SAN FRANCISCO — A hospital that lost control of a computer containing the names, birth dates and medical record numbers of 500,000 patients going back to the 1980s did not violate California’s Confidentiality of Medical Information Act, a California appellate court ruled Wednesday.
Names on a hospital patient index are not “medical information” if they’re not coupled with medical histories, condition or treatment, the Fourth District Court of Appeal ruled. The decision reversed a trial court ruling that had exposed Eisenhower Medical Center in Riverside to as much as $500 million in statutory damages.
Eisenhower Medical Center v. Superior Court is the second published appellate decision in the last year applying the CMIA to a potential privacy breach at a California hospital. Still another case is set to be argued next month to the Third District Court of Appeal.
Thursday’s decision “recognizes that the Legislature balanced the potentially devastating penalties—available without any showing of harm whatever—by crafting very specific definitional language about what counts as ‘medical information,’” said Horvitz & Levy partner Lisa Perrochet, who argued the appeal for the medical center.
The case was triggered when a computer was stolen from the medical center in 2011. Names, medical record numbers, dates of birth and the last four digits of patients’ Social Security numbers were stored on the computer in password-protected but unencrypted format.

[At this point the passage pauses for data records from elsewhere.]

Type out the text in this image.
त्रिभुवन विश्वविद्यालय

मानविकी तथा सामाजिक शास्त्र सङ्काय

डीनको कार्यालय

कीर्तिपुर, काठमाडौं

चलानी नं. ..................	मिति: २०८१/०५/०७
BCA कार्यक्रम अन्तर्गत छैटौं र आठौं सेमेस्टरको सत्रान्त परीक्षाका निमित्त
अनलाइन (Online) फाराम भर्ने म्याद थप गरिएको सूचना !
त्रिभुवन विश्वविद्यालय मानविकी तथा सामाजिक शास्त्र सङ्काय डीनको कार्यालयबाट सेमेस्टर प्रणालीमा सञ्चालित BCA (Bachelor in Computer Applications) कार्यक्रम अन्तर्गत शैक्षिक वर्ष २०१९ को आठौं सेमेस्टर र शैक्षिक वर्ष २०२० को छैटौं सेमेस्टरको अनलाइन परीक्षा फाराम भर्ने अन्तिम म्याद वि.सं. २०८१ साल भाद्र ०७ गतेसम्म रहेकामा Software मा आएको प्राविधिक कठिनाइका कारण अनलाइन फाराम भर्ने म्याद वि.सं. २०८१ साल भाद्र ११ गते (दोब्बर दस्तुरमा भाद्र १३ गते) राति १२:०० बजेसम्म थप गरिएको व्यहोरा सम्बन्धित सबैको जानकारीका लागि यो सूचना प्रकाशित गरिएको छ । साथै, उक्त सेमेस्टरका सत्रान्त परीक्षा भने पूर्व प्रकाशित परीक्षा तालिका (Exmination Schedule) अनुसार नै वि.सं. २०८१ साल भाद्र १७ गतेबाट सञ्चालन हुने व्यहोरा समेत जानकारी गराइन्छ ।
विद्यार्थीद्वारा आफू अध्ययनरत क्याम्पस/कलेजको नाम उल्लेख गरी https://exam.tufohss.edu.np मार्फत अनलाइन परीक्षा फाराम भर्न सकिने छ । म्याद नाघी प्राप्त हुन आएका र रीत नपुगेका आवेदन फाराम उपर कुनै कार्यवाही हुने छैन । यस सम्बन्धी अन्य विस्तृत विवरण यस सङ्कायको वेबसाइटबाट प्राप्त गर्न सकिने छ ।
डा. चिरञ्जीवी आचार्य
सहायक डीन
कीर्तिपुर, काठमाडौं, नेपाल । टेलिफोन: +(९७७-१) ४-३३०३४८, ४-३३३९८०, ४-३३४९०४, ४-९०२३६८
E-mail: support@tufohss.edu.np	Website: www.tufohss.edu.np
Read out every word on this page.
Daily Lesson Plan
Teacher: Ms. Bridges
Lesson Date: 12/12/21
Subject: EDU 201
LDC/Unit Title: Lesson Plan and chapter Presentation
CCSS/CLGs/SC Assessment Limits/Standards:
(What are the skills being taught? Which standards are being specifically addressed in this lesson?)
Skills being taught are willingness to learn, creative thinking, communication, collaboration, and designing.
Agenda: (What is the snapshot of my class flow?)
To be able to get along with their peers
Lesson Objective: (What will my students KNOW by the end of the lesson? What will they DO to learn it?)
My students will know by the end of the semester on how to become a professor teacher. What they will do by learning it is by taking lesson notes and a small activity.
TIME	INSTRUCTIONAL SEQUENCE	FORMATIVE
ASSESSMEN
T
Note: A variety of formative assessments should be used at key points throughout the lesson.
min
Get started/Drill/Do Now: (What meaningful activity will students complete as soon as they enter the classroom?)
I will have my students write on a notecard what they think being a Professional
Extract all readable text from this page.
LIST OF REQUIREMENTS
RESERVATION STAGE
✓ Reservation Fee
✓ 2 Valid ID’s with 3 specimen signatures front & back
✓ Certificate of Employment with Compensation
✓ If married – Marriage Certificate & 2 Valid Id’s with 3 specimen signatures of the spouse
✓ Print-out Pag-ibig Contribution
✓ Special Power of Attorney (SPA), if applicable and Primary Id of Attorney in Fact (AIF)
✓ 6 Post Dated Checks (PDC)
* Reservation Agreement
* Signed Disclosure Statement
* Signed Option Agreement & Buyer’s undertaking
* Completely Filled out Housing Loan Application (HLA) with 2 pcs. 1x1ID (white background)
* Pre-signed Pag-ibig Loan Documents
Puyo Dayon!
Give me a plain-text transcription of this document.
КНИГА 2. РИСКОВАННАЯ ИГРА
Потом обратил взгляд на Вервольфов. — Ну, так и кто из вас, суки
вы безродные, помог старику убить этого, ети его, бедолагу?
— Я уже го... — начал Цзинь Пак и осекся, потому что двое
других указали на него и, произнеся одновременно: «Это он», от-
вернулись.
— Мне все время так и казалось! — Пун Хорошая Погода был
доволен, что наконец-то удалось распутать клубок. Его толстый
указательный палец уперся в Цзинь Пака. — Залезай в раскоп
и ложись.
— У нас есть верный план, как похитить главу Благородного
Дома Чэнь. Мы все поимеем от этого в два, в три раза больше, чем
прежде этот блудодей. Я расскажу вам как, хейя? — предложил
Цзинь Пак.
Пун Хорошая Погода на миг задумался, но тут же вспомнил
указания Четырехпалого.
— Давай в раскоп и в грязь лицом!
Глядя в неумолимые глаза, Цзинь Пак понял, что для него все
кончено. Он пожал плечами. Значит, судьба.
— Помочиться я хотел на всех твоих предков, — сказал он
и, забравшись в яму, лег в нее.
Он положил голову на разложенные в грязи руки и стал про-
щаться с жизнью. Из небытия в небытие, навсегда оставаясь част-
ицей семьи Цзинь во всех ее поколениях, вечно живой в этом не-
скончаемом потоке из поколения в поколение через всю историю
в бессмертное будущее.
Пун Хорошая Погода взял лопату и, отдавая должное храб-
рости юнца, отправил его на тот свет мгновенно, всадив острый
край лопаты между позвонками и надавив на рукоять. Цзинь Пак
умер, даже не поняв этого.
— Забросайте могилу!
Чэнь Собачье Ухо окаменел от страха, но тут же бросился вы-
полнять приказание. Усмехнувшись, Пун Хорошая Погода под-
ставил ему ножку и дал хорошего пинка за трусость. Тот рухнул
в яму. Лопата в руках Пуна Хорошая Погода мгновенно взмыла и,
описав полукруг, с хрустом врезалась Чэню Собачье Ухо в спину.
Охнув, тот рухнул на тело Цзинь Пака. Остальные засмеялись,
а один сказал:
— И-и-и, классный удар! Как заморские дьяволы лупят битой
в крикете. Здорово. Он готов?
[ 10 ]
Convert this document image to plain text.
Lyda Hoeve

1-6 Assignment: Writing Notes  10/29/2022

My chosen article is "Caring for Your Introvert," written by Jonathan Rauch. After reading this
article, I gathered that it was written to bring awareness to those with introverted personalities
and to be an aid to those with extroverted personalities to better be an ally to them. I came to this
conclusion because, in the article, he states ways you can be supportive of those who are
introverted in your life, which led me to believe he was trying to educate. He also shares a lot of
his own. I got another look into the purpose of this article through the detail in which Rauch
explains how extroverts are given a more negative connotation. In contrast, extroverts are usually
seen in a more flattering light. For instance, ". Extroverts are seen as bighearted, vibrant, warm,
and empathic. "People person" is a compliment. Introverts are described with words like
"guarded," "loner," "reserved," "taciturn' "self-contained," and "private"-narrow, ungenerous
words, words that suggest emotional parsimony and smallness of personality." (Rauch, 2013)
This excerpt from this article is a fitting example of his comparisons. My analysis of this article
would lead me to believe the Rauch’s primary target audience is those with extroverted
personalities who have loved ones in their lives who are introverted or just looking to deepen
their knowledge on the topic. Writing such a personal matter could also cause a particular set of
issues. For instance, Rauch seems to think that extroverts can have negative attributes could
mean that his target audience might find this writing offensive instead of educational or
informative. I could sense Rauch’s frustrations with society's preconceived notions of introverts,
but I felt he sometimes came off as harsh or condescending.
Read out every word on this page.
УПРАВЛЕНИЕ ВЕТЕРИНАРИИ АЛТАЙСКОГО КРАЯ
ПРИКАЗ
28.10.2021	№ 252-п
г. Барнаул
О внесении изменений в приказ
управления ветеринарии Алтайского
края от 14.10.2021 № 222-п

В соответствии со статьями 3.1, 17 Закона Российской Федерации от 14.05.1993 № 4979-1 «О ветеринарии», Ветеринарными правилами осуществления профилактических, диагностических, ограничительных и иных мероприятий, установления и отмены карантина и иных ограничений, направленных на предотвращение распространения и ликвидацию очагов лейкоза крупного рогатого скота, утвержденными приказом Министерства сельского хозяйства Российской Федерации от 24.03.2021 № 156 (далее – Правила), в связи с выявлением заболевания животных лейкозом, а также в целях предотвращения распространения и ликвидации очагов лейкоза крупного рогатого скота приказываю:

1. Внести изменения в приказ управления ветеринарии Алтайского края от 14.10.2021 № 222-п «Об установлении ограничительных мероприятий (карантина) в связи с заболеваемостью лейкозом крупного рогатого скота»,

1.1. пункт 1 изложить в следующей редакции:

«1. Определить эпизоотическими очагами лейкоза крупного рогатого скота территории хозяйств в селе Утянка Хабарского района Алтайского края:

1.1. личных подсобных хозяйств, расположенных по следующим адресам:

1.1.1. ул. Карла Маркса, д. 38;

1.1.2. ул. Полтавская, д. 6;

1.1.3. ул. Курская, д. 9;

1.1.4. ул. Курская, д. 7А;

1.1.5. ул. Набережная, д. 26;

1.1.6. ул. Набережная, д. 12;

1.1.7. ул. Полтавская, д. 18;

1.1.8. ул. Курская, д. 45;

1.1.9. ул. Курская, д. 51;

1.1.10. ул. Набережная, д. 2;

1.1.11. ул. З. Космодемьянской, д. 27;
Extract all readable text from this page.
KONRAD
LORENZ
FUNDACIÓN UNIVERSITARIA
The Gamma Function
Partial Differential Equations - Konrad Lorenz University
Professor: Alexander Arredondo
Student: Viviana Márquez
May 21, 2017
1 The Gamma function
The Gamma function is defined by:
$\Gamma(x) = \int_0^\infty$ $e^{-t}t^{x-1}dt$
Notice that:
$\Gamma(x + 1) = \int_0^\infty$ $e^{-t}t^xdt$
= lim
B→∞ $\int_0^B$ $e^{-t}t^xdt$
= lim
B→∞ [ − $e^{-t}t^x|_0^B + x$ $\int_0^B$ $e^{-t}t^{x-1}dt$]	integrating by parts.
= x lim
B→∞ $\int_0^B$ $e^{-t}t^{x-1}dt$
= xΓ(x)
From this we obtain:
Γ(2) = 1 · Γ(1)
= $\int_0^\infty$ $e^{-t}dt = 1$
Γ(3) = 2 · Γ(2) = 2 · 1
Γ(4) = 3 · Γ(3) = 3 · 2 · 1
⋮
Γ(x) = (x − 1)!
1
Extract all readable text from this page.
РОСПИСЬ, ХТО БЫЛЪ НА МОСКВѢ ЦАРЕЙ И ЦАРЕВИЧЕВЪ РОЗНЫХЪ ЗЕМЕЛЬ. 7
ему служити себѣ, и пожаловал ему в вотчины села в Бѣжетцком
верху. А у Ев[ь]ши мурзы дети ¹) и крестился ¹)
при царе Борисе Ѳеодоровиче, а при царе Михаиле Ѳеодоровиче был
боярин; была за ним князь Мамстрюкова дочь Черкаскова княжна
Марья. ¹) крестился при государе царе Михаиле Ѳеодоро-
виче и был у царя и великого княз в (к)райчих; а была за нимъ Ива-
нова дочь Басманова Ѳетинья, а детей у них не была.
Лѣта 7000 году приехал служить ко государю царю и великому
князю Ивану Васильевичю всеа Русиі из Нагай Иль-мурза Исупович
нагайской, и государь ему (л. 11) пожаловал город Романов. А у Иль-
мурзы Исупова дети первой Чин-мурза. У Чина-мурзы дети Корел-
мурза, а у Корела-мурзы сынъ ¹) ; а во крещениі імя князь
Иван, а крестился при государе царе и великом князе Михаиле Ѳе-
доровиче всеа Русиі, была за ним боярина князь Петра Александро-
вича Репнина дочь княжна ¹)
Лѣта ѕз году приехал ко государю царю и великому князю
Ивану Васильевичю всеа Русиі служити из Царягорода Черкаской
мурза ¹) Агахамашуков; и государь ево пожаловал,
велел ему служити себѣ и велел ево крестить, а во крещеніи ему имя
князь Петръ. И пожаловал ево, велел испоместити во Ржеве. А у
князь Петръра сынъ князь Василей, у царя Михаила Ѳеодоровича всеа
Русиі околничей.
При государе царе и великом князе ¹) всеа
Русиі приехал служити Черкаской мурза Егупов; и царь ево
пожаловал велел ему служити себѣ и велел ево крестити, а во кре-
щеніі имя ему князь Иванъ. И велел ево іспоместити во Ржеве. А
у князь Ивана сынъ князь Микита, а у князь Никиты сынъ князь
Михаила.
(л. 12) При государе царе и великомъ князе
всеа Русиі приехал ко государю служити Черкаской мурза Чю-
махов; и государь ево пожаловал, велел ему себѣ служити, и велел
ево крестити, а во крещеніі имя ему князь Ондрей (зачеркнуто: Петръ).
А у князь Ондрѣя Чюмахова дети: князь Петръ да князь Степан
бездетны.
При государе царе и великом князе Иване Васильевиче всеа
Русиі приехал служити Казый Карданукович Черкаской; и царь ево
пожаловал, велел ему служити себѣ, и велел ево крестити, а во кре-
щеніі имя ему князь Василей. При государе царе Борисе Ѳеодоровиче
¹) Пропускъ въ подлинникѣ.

Several patients represented by Los Angeles’ Harris & Ruble sought to bring a class action, seeking statutory damages of $1,000 per class member.
The hospital argued that because it stores data about medical histories, conditions and treatment on a separate server, no “medical information” was put at risk. Riverside County Superior Court Judge Harold Hopp had disagreed, ruling that the fact a person was a hospital patient was itself medical information within the meaning of the CMIA.
But a Fourth District panel, led by Justice Art McKinster, concluded that reading was contrary to the statute, which specifies “medical history, mental or physical condition, or treatment.” Even if one could infer from the index that a medical record was generated, “Confirmation that a person’s medical record exists somewhere is not medical information as defined under the CMIA,” he wrote.
Perrochet and Horvitz & Levy’s Steven Fleischman worked on the appeal along with attorneys from Baker & Hostetler, who also defended Eisenhower Medical in an investigation involving the same computer theft brought by the U.S. Department of Health and Human Services’ Office of Civil Rights.